Dynamics of textile motion in a front-loading domestic washing machine

Abstract

Positron Emission Particle Tracking (PEPT), a technique which enables high-speed detection of a radioactively labeled particle in three-dimensional opaque systems, has been used to track a single tracer particle attached to a textile as it is rotated and tumbled amongst other textiles in a commercially available domestic washing machine, with the aim of understanding the mechanisms by which mechanical action is imparted onto wet textiles during washing. These mechanisms were first identified by comparing the wash process to other well-researched chemical engineering processes, such as the mixing of solids in rotating drums, the impact of grinding media in comminution mills and the flow through bi-porous textile media observed in resin transfer molding processes.

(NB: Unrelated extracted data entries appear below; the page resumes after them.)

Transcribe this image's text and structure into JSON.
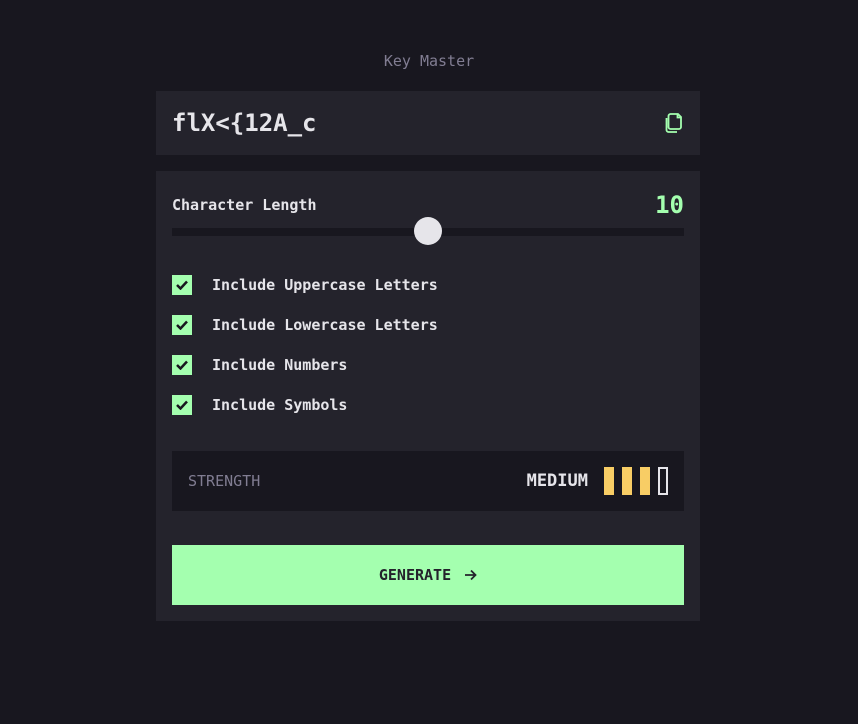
{
  "app": {
    "title": "Key Master"
  },
  "output": {
    "password": "flX<{12A_c",
    "copy_icon": "copy-icon"
  },
  "length": {
    "label": "Character Length",
    "value": "10",
    "min": 0,
    "max": 20
  },
  "options": [
    {
      "label": "Include Uppercase Letters",
      "checked": true
    },
    {
      "label": "Include Lowercase Letters",
      "checked": true
    },
    {
      "label": "Include Numbers",
      "checked": true
    },
    {
      "label": "Include Symbols",
      "checked": true
    }
  ],
  "strength": {
    "label": "STRENGTH",
    "value": "MEDIUM",
    "level": 3,
    "bars_total": 4,
    "color": "#f8cd65"
  },
  "generate": {
    "label": "GENERATE",
    "icon": "arrow-right-icon"
  },
  "colors": {
    "background": "#18171f",
    "panel": "#24232c",
    "accent": "#a4ffaf",
    "text": "#e6e5ea",
    "muted": "#817d92"
  }
}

The results show that the textiles experience the greatest mechanical action upon impact after having been projected into the air by the motion of the rotating drum, and as textile loading increases, the free-fall velocity and deceleration upon impact of the textiles decreases, leading to less mechanical action in the impact region of the drum. Shear rates of the textile were also estimated based on an Eulerian approach, yielding highest measured shear rates in the impact region. The motion of the textile is also shown to be two-dimensional, with little movement along the depth of the drum over time and a dead zone region was identified near the axis of rotation of the drum, where textiles experience less mechanical action than textiles located nearer to the rotating drum wall.